After the vote was finished and it was official that the leave side had won, the British pound fell massively, especially against the dollar and the euro. This means that it has become cheaper to buy shoes from England. It also becomes cheaper for stores outside the UK to buy British shoes, as the pound is lower. So even if the prices may not be reduced we can expect to see no more raises in English shoes prices like the heavy raises we’ve seen the previous years. This led many to cheer in online forums yesterday, and of course it is for non-British people who want to buy British shoes now favorable, for a start. But the problem is how it will affect in the long run.
For the British shoe companies it will now be more expensive to purchase materials. All depend on imported hides, mainly from France, Italy and Poland, and the leather prices have already rised has in recent years, now with a weak pound and soon also import levies on businesses, these costs will increase significantly. This will then result in higher prices for the shoes, for British people it will be a clear difference, and for international customers an even greater since stores that buy British shoes also will be applied with import duties, and there will be duty and sales tax on all private purchases. Even if one can deduct the British VAT, prices will be significantly or very significantly increased.
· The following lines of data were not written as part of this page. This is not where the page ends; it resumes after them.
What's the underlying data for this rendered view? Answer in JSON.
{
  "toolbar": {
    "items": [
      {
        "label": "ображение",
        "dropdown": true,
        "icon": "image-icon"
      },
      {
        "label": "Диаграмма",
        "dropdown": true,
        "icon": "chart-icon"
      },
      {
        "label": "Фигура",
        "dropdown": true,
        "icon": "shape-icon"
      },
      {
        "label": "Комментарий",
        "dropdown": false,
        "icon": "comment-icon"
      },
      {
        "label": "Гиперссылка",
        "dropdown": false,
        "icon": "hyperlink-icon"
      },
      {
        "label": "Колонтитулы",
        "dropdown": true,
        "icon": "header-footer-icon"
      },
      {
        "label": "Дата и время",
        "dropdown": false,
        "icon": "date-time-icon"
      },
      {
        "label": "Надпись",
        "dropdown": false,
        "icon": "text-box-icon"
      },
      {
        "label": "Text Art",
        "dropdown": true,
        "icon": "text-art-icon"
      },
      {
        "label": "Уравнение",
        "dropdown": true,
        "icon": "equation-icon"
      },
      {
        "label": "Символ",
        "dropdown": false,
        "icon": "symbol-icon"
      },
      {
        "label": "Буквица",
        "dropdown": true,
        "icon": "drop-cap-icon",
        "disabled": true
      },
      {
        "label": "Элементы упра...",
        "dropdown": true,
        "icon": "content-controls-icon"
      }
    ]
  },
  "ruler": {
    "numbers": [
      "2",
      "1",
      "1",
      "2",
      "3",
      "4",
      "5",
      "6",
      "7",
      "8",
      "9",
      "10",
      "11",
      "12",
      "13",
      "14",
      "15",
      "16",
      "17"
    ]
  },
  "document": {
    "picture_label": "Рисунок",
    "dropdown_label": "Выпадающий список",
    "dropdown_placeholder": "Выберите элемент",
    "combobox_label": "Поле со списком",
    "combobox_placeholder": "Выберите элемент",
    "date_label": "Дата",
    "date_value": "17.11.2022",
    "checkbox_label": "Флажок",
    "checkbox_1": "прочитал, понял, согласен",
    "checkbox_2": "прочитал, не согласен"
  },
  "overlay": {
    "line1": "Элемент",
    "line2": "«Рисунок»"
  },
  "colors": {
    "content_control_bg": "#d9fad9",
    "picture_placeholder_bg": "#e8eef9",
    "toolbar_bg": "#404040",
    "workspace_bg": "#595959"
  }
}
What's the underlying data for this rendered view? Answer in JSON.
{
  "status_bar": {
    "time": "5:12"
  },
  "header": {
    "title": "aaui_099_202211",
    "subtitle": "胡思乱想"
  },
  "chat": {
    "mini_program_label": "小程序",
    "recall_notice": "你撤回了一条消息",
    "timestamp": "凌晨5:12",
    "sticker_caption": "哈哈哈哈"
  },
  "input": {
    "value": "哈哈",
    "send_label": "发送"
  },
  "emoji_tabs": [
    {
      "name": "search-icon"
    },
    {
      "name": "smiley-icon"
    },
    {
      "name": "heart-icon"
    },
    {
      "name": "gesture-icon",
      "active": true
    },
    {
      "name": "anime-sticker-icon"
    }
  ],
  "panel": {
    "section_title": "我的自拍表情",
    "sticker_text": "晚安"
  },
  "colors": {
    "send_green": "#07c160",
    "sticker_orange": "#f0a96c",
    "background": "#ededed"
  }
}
If we take a shoe from the British brand Loake’s 1880 line and having it imported to Sweden as an example (since here I know the figures quite well, they will differ for all countries, but this can be some sort of guideline), it cost £215 today, which with the current sterling rate is about 2 500 SEK. If we ignore the probably increased prices of shoes I mentioned, since it’s hard to tell exactly how large they will be, and just look at what it means import wise, it looks as follows.
The shoe costs: £215 / approximately 2 500 SEK, which excl. VAT is £179 / 2 083 SEK
Shipping will be (to send in the EU tend to be cheaper and quite often free today, now you can expect to have to pay shipping on most things from United Kingdom to other EU countries): flat rate of £ 20/230 SEK
In Sweden, VAT is 25% (including the shipping cost): 683 SEK
The duty of the shoes are high in most countries, in Sweden today it’s 17-18% (only goods over 1 400 SEK avoid customs duty): 450 SEK
In general there will also be an administration fee from the shipper, we take the Swedish postal service PostNord’s standard tariff as example: 100 SEK
Hence, a Loake 1880 shoe would come to cost 3 546 SEK when buying online from England, instead of the current 2 500 SEK with free shipping, or 2 730 if we have to pay shipping. An increase of 30-40%. Hardly something to rejoice over.
There are other aspects of it as well. For example, there is a risk that it becomes more difficult for non-Brits to move to England and learn bespoke shoemaking and work within the profession there, something many people from all over the world do today. And I’ve talked to footwear brands who are based in the UK but has its production elsewhere in Europe, which are now considering moving their businesses from England to continue to be based in the EU.
It’s obviously difficult establish exactly how Brexit will affect the world and the shoe world. The fact that as I understand it every single English shoe brand has been strongly opposed an EU exit is in any case a signal about something.